Sorry, I'm a mom and I like to gush over my children and tell them how cute and awesome they are multiple times a day. I have no plans to stop because some silly article came out telling me not to.
My mom acted the same way, she was always telling us how special we were and guess what, I didn't turn that into narcissism. I picked up on her warm parenting style and applied it to my own. I hold my mom way up high in my life and I hope some day my children will do the same to me.
Post by gibbinator on Mar 13, 2015 12:59:03 GMT -5
My mom used to pointedly refuse to tell me I was pretty because she didn't want me to associate my self worth with my looks. The end result was that 16yr old me tried to constantly fish for compliments just to hear her say I was beautiful (instead of "don't worry about what people think of your hair" or whatever) because what mom doesn't think their own kid is pretty? That didn't help my self esteem any. I was 20 something before I succeeded... I guess she figured I was no longer at risk of becoming vain
i compliment matilda "wrong" all the time then. "you're so beautiful! Oh you are so smart, that's a beautiful circle you drew! I love you! You are perfect!"

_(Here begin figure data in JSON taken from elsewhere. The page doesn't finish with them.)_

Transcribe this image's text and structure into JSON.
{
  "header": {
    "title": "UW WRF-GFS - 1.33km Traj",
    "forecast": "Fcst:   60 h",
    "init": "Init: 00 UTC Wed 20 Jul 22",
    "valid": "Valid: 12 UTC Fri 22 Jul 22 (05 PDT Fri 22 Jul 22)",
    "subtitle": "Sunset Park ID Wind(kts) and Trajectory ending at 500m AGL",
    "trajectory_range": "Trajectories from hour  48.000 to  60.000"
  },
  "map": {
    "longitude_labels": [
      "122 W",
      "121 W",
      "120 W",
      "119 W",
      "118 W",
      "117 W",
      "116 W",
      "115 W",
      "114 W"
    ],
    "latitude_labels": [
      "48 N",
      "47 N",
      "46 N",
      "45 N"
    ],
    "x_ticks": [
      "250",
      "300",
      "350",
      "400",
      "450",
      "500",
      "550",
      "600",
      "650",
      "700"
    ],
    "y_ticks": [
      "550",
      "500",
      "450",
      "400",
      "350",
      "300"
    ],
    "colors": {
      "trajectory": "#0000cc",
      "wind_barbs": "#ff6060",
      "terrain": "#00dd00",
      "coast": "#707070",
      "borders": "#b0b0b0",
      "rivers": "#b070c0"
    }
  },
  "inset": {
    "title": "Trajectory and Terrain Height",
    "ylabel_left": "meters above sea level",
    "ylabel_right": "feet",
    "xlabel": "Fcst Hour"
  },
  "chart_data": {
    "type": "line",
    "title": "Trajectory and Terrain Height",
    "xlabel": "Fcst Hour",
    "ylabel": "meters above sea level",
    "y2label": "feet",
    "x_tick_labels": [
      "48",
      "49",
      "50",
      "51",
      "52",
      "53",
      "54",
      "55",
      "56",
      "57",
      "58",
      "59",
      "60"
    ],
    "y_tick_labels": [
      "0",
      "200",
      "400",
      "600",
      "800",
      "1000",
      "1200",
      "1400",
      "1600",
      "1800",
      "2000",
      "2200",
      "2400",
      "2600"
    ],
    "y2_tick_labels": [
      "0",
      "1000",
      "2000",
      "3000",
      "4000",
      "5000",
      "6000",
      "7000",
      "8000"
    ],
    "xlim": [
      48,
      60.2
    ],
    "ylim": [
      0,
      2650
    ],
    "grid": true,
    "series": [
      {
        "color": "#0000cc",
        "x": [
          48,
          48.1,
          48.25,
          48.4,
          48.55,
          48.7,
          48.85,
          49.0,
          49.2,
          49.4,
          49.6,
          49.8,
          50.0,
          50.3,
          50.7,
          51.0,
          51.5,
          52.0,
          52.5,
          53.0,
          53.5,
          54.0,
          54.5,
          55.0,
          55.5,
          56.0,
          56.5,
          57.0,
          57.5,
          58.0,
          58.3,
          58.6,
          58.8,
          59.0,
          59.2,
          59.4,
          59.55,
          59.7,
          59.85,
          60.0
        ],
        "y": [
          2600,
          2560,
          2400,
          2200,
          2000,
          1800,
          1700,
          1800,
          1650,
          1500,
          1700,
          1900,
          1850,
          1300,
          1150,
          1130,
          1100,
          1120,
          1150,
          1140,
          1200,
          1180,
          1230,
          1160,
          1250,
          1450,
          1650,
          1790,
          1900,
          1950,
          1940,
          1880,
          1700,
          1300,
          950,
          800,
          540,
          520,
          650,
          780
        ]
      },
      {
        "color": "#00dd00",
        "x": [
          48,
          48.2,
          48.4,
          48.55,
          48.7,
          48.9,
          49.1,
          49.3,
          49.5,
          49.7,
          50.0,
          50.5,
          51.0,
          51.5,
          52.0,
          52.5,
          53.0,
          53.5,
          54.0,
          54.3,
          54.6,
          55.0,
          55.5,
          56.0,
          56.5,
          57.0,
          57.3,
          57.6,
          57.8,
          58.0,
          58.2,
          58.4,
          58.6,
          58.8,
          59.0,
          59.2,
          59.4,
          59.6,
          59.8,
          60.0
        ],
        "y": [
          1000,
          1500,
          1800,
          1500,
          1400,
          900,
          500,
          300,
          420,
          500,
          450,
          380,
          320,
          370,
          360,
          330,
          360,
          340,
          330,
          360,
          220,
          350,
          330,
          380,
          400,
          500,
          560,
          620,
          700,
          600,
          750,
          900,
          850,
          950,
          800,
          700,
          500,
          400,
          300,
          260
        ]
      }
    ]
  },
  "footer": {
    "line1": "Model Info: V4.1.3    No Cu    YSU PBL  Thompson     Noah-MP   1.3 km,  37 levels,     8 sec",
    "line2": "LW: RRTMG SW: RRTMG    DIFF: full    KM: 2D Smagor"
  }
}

however I assume the amount of times I snap at her for doing annoying things will cancel all that out so she'll end up pretty well balanced
I haven't decided on my strategy for william yet since he's only 10 months. For now I just say "you smell nice" sort of... non-commitedly. Like I want him to know I enjoy his baby smell, but that it's POSSIBLE there are better smelling babies out there. You know? I haven't quite decided which way we'll go with this one.
I think I need to read several more blog posts first before I finalize my parenting strategy for #2
The results are quite clear: Parents who "overvalue" children during this developmental stage, telling them they are superior to others and entitled to special treatment, are more likely to produce narcissistic children -- who can grow up to become narcissistic adults, unless something is done about it.
"When children are seen by their parents as being more special and more entitled than other children, they may internalize the view that they are superior individuals, a view that is at the core of narcissism," the researchers wrote in a study released online Monday in the Proceedings of the National Academy of Sciences. "But when children are treated by their parents with affection and appreciation, they may internalize the view that they are valuable individuals, a view that is at the core of self-esteem."
My kid thrives on praise and is totally deflated when she knows she didn't catch on or do something right. Were it not for praise she'd give up and go live in the woods.
My mom was abused and neglected in her childhood, as were all of her siblings, and they all have some form of clinical narcissism or borderline personality disorder.
As a result, she showered us with praise and never let a day go by without giving us compliments. We all still deal with low self-esteem and depression, regardless.
Narcissism comes from the fear that you don't matter at all, not the knowledge that you're amazing.
ETA: I based my Master's thesis on the idea that having a unquestioned identity (being "smart" or "pretty" or "funny") can cause harm because when that identity is tested later in life, when a "smart" kid gets in over her head in college or a "handsome" kid gets acne and gains a bunch of weight, they have no tools to encourage themselves beyond global labels. So, I will agree that giving those kinds of labels as compliments can be problematic, but not because it causes narcissism.
I think a lot of my anxiety has been due to feeling like I failed the "smart" label I had for the first 21 years of my life.